Adele los saludó con apretones cálidos, sin performar nada.

A todos los hombres les dio la mano con una energía franca.

Y cuando llegó a Charlotte —la única mujer— se acercó y le dio dos besos en las mejillas.

De verdad.

No simulados. No de protocolo.

Besos con calor humano, con esa cosa rara que la gente dulce hace sin pensar que alguien puede leerlo como estrategia.

Charlotte se quedó un segundo inmóvil, como si su cuerpo no supiera qué hacer con algo tan simple.

Luego respondió con el gesto mínimo: una sonrisa cortísima, educada, sin regalar la garganta.

Les ofrecieron tragos.

Copa en mano, el backstage se volvió esa zona gris donde los acuerdos se insinúan sin firmarse.
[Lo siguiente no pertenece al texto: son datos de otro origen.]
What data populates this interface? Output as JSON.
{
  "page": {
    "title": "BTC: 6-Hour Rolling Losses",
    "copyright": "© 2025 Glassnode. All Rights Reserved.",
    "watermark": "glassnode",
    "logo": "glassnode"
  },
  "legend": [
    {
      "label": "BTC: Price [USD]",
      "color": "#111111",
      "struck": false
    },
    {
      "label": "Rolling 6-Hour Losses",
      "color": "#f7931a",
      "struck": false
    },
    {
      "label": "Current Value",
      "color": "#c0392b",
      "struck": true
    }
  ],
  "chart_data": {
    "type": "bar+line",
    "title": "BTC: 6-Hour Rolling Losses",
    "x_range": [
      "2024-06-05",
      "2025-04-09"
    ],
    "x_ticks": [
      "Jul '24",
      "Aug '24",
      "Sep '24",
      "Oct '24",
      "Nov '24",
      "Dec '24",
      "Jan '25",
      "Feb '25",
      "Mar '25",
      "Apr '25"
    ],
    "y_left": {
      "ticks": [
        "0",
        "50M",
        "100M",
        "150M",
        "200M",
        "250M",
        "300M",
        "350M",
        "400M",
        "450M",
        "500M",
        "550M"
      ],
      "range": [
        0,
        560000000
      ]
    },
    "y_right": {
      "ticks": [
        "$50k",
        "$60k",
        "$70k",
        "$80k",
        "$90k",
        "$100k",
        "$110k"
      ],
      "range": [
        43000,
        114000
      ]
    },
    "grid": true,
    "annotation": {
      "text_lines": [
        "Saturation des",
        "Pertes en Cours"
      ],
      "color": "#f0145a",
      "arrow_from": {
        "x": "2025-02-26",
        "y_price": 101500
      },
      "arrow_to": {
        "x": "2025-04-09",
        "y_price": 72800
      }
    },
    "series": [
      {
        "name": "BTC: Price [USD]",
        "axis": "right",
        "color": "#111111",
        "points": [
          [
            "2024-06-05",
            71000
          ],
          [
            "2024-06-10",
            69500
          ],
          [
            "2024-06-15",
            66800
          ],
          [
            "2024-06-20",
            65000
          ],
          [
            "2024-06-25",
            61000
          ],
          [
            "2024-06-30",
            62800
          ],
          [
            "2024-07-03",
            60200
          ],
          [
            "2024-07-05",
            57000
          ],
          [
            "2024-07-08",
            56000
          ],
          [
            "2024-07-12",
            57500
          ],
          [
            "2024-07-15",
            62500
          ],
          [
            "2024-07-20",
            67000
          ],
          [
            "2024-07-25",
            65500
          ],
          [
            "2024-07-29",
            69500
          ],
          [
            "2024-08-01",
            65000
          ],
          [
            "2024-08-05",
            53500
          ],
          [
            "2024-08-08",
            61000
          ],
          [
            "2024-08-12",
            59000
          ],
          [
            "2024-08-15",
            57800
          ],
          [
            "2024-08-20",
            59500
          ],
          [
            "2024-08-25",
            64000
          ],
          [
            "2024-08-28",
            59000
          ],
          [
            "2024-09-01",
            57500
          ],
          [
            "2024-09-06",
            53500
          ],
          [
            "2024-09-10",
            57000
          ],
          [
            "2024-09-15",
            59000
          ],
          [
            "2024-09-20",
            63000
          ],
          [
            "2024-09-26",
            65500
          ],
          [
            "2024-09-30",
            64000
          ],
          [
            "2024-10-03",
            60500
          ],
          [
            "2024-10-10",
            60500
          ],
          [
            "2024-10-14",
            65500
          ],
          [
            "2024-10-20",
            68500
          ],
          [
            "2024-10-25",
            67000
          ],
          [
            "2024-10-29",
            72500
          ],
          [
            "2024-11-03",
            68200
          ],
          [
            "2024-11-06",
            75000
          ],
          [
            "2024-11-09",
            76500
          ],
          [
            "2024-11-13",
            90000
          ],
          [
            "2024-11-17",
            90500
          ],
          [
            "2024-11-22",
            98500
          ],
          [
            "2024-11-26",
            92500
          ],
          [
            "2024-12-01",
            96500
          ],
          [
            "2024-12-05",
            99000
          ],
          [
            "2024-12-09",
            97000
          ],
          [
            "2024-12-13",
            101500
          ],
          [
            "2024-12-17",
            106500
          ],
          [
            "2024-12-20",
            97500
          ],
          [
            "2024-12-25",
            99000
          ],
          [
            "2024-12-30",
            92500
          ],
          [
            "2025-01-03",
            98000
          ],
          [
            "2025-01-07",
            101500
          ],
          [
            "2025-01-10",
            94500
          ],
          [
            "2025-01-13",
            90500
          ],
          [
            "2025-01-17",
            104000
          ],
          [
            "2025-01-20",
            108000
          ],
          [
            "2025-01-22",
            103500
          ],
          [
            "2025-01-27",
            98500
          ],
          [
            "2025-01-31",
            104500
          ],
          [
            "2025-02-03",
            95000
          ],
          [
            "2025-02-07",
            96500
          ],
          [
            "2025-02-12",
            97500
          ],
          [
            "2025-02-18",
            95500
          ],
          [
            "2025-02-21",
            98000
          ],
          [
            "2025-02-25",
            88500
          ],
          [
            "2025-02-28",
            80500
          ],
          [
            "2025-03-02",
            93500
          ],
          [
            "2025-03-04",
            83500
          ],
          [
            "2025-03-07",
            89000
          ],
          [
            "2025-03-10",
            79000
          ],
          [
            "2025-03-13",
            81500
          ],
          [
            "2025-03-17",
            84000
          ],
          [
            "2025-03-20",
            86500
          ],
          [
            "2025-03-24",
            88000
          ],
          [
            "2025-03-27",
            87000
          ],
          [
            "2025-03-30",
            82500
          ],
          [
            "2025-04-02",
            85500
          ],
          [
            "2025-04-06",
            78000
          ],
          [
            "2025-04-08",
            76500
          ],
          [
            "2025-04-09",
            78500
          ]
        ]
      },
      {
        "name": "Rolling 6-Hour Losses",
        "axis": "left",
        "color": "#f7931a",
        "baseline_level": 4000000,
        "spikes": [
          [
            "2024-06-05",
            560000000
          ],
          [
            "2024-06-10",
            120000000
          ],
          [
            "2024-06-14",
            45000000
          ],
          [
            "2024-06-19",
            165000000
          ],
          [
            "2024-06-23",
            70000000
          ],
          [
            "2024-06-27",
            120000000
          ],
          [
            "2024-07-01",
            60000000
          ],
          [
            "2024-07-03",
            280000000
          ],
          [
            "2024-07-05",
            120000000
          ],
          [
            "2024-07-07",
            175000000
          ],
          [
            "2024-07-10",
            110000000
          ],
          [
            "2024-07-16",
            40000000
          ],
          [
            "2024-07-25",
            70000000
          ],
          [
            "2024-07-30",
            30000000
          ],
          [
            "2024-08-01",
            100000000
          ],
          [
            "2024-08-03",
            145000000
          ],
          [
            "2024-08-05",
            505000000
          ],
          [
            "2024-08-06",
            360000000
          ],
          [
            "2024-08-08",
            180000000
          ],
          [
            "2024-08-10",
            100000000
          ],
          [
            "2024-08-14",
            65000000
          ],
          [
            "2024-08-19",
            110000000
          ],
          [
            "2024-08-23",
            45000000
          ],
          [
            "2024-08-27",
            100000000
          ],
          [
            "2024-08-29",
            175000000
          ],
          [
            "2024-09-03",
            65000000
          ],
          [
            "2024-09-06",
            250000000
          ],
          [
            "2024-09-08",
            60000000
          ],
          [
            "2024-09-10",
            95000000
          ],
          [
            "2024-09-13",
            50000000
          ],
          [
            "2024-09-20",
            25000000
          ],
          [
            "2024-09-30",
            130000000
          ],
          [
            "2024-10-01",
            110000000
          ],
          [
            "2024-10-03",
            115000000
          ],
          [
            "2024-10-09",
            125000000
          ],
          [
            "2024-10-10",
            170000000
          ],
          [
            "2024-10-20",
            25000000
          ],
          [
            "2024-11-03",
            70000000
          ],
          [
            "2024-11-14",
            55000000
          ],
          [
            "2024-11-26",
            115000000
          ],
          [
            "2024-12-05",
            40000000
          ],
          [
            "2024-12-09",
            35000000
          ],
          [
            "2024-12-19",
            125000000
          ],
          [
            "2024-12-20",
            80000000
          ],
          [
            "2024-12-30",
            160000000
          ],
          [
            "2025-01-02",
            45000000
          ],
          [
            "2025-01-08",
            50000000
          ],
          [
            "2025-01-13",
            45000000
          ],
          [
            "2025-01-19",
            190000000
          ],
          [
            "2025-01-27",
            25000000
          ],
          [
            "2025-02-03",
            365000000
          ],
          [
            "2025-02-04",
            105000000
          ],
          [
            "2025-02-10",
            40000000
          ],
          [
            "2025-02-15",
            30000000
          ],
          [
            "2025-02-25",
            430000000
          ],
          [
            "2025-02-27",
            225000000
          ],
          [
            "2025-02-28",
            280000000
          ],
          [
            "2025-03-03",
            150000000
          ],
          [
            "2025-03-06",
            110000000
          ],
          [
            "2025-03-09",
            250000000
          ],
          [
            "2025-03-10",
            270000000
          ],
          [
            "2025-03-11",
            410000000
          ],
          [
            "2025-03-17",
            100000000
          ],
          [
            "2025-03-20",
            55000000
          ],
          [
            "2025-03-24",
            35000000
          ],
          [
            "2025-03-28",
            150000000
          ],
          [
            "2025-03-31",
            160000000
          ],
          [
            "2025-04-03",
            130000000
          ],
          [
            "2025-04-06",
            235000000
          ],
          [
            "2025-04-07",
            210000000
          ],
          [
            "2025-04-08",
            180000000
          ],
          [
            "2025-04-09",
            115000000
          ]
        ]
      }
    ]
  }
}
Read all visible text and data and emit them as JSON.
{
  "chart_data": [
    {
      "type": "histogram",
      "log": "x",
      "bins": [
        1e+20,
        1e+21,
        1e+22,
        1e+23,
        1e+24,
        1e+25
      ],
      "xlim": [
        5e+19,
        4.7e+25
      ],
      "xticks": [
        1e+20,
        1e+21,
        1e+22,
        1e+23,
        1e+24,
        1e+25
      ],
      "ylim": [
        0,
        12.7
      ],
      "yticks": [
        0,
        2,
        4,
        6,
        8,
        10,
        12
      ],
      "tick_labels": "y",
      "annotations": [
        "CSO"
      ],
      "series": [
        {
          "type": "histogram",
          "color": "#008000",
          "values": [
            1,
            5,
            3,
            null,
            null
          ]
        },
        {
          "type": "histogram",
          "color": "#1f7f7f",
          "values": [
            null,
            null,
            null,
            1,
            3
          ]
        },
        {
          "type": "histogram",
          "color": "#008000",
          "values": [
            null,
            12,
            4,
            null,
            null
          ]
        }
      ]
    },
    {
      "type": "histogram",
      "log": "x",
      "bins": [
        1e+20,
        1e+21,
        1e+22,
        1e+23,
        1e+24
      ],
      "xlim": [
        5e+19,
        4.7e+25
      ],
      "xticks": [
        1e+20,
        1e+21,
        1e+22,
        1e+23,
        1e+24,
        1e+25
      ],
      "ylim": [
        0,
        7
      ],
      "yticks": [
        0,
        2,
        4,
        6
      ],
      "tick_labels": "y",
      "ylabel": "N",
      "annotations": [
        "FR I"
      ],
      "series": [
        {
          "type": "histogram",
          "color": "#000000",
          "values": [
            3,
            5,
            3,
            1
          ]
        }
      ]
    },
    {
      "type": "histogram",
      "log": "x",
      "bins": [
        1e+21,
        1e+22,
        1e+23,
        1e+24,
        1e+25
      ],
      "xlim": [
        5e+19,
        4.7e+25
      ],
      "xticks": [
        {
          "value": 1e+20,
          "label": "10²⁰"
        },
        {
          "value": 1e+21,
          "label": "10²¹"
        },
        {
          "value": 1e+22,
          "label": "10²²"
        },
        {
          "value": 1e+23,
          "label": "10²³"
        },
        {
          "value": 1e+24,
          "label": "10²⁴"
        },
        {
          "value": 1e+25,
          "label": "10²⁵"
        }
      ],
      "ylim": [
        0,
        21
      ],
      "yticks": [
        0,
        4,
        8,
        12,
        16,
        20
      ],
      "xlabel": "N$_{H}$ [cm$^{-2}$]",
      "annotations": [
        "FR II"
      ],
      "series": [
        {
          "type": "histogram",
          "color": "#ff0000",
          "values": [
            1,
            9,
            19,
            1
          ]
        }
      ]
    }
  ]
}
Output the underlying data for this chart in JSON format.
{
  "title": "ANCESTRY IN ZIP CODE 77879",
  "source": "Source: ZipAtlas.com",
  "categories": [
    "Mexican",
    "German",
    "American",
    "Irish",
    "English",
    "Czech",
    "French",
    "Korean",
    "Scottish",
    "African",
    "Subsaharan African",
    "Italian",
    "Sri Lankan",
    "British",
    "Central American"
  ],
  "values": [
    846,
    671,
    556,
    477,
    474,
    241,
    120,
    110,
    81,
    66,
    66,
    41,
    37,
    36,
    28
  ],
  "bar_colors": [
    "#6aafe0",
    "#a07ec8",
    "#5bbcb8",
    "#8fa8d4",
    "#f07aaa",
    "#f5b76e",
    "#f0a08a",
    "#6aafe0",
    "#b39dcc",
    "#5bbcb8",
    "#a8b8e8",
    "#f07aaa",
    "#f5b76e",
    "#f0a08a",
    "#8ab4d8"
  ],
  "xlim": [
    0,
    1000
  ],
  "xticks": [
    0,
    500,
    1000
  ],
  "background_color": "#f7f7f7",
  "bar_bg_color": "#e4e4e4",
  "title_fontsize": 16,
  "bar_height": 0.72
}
Y ahí apareció Jonathan de nuevo.

No como anfitrión.

Como estructura.

—No voy a hablar de números hoy —dijo, como si estuviera poniendo un límite para proteger algo—. Pero sí quiero que entiendan qué están viendo.

Adele, apoyada contra una mesa, parecía más relajada que en cualquier reunión.

—Yo solo… canto —dijo, encogiéndose de hombros, como si esa fuera la explicación completa.

Jonathan la miró con una paciencia que no era paternalista. Era práctica.